The American Psychiatric Association recognized a premenstrual clustering of severe affective symptoms experienced only in the late luteal phase and, in 1987, the 'late luteal phase dysphoric disorder' (LLPDD) was introduced with diagnostic criteria in the Diagnostic and Statistical Manual of Mental Disorders (DSM-IV). LLPDD has since been replaced with the term 'premenstrual dysphoric disorder' (PMDD).[8] The PMDD criteria require five or more symptoms, with at least one disabling affective symptom and also require impairment in functioning due to symptoms with most menstrual cycles in the past year ( Box 1 ). PMDD is thought to be a severe form of PMS, and PMDD is a subset of PMS. Both PMS by ACOG criteria and PMDD require prospective daily documentation of cyclic symptoms for two menstrual cycles or frequent assessment by a clinician over the course of the cycle to confirm relatively symptom-free interval after the cessation of menses. The general practice in the community is to start treatment for PMS before prospective recording of symptoms. Additionally, although the PMS/PMDD diagnoses can be superimposed on another medical or psychiatric diagnosis, they must not represent an exacerbation of an underlying disorder and should be present in the absence of any pharmacologic therapy, hormone ingestion or drug or alcohol use.[6] It is estimated that 3-8% of menstruating women meet the very strict DSM-IV criteria for PMDD.[7] Assessment of published reports suggests that the prevalence of clinically significant premenstrual dysphoric symptoms is probably higher, with 13-18% of reproductive women having dysphoric symptoms severe enough to result in distress and impairment.[9] These women may lack only one symptom to meet the arbitrary five symptom criteria required for the PMDD diagnosis.

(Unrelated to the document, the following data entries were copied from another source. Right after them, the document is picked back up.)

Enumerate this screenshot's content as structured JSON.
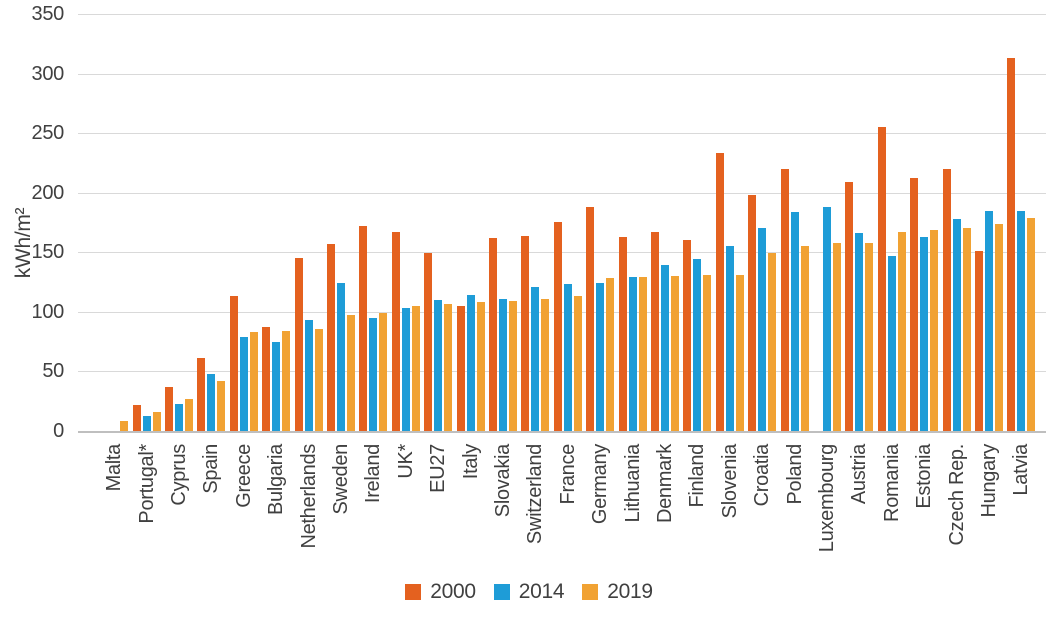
{
  "page": {
    "background": "#FFFFFF"
  },
  "colors": {
    "text": "#404040",
    "gridline": "#D9D9D9",
    "axis_line": "#BFBFBF",
    "series_2000": "#E4611F",
    "series_2014": "#1E9CD7",
    "series_2019": "#F1A233"
  },
  "chart_data": {
    "type": "bar",
    "title": "",
    "xlabel": "",
    "ylabel": "kWh/m²",
    "ylim": [
      0,
      350
    ],
    "yticks": [
      0,
      50,
      100,
      150,
      200,
      250,
      300,
      350
    ],
    "grid": true,
    "legend_position": "bottom",
    "categories": [
      "Malta",
      "Portugal*",
      "Cyprus",
      "Spain",
      "Greece",
      "Bulgaria",
      "Netherlands",
      "Sweden",
      "Ireland",
      "UK*",
      "EU27",
      "Italy",
      "Slovakia",
      "Switzerland",
      "France",
      "Germany",
      "Lithuania",
      "Denmark",
      "Finland",
      "Slovenia",
      "Croatia",
      "Poland",
      "Luxembourg",
      "Austria",
      "Romania",
      "Estonia",
      "Czech Rep.",
      "Hungary",
      "Latvia"
    ],
    "series": [
      {
        "name": "2000",
        "color": "#E4611F",
        "values": [
          null,
          22,
          37,
          61,
          113,
          87,
          145,
          157,
          172,
          167,
          149,
          105,
          162,
          164,
          175,
          188,
          163,
          167,
          160,
          233,
          198,
          220,
          null,
          209,
          255,
          212,
          220,
          151,
          313
        ]
      },
      {
        "name": "2014",
        "color": "#1E9CD7",
        "values": [
          null,
          13,
          23,
          48,
          79,
          75,
          93,
          124,
          95,
          103,
          110,
          114,
          111,
          121,
          123,
          124,
          129,
          139,
          144,
          155,
          170,
          184,
          188,
          166,
          147,
          163,
          178,
          185,
          185
        ]
      },
      {
        "name": "2019",
        "color": "#F1A233",
        "values": [
          8,
          16,
          27,
          42,
          83,
          84,
          86,
          97,
          99,
          105,
          107,
          108,
          109,
          111,
          113,
          128,
          129,
          130,
          131,
          131,
          149,
          155,
          158,
          158,
          167,
          169,
          170,
          174,
          179
        ]
      }
    ]
  }
}
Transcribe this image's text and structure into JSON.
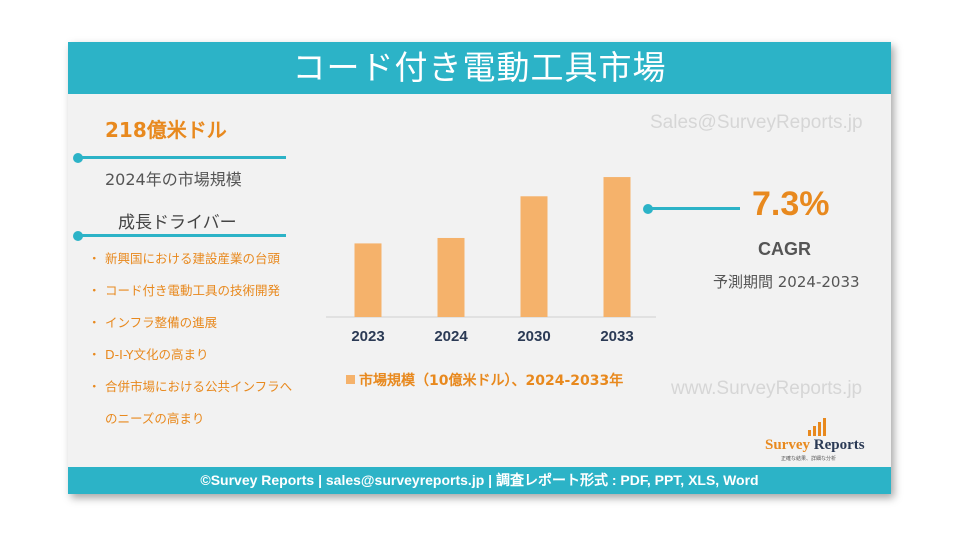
{
  "header": {
    "title": "コード付き電動工具市場"
  },
  "market": {
    "value": "218億米ドル",
    "label": "2024年の市場規模"
  },
  "drivers": {
    "heading": "成長ドライバー",
    "bullet": "・",
    "items": [
      "新興国における建設産業の台頭",
      "コード付き電動工具の技術開発",
      "インフラ整備の進展",
      "D-I-Y文化の高まり",
      "合併市場における公共インフラへ",
      "のニーズの高まり"
    ]
  },
  "watermarks": {
    "email": "Sales@SurveyReports.jp",
    "site": "www.SurveyReports.jp"
  },
  "cagr": {
    "value": "7.3%",
    "label": "CAGR",
    "forecast": "予測期間 2024-2033"
  },
  "chart_data": {
    "type": "bar",
    "categories": [
      "2023",
      "2024",
      "2030",
      "2033"
    ],
    "series": [
      {
        "name": "市場規模（10億米ドル）、2024-2033年",
        "values": [
          20.3,
          21.8,
          33.3,
          38.6
        ]
      }
    ],
    "ylim": [
      0,
      40
    ],
    "legend": "bottom",
    "grid": false,
    "colors": {
      "bar": "#f5b26b",
      "axis": "#d0d0d0",
      "tick_label": "#2b3a55"
    }
  },
  "logo": {
    "name_part1": "Survey",
    "name_part2": " Reports",
    "tagline": "正確な結果、詳細な分析"
  },
  "footer": {
    "text": "©Survey Reports | sales@surveyreports.jp |  調査レポート形式 : PDF, PPT, XLS, Word"
  },
  "colors": {
    "accent": "#2cb3c7",
    "orange": "#e8891e",
    "panel": "#f2f2f2"
  }
}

Most European regulatory agencies do not accept the ACOG PMS or the DSM-IV PMDD diagnostic criteria, leaving only the ICD-10 definition for PMS which are too general and would confer the diagnosis on up to 90% of ovulatory women.[10] An ICD-10 diagnosis, requires only one of the following symptoms be experienced premenstrually: depressed mood, anger, irritability, confusion, loss of control, difficulty concentrating, abdominal bloating or swelling of the extremities, weight gain, breast pain, joint or muscle pain, sleep disturbances and changes in appetite.[10]

Premenstrual syndrome symptoms usually start to be problematic in the adolescent years[11] and decline in the climacteric. Symptoms are most severe in the 20s to mid-30s but women are most likely to seek treatment after the age of 30 years.[12] Pregnancy offers respite from PMS but there is an increased risk of postpartum depression.[13]

Contributing to the difficulty with formulating a diagnosis for clinical and research purposes is the absence of general consensus as to the specific diagnostic criteria for PMS and PMDD.[13] A biological marker is lacking and the diagnosis is based on luteal phase timing, not on the unique nature of the symptoms. To achieve a reliable diagnosis, the cyclicity of the symptoms is most accurately determined by prospective daily documentation for at least two menstrual cycles but this is not always enacted in clinical practice and is unrealistic for large epidemiologic studies. Without prospective recording, accurate diagnosis is hampered by confusion with other conditions that show premenstrual or menstrual exacerbation, termed 'menstrual magnification'. Premenstrual disorders must be distinguished from other conditions that are subject to menstrual magnification. Such perimenstrual exacerbation is typical with affective and anxiety disorders (depression, generalized anxiety and panic disorders), chronic pelvic pain and dysmenorrhea, menstrual migraines, irritable bowel syndrome, chronic fatigue syndrome, asthma, thyroid or adrenal disorders, and substance abuse.[6]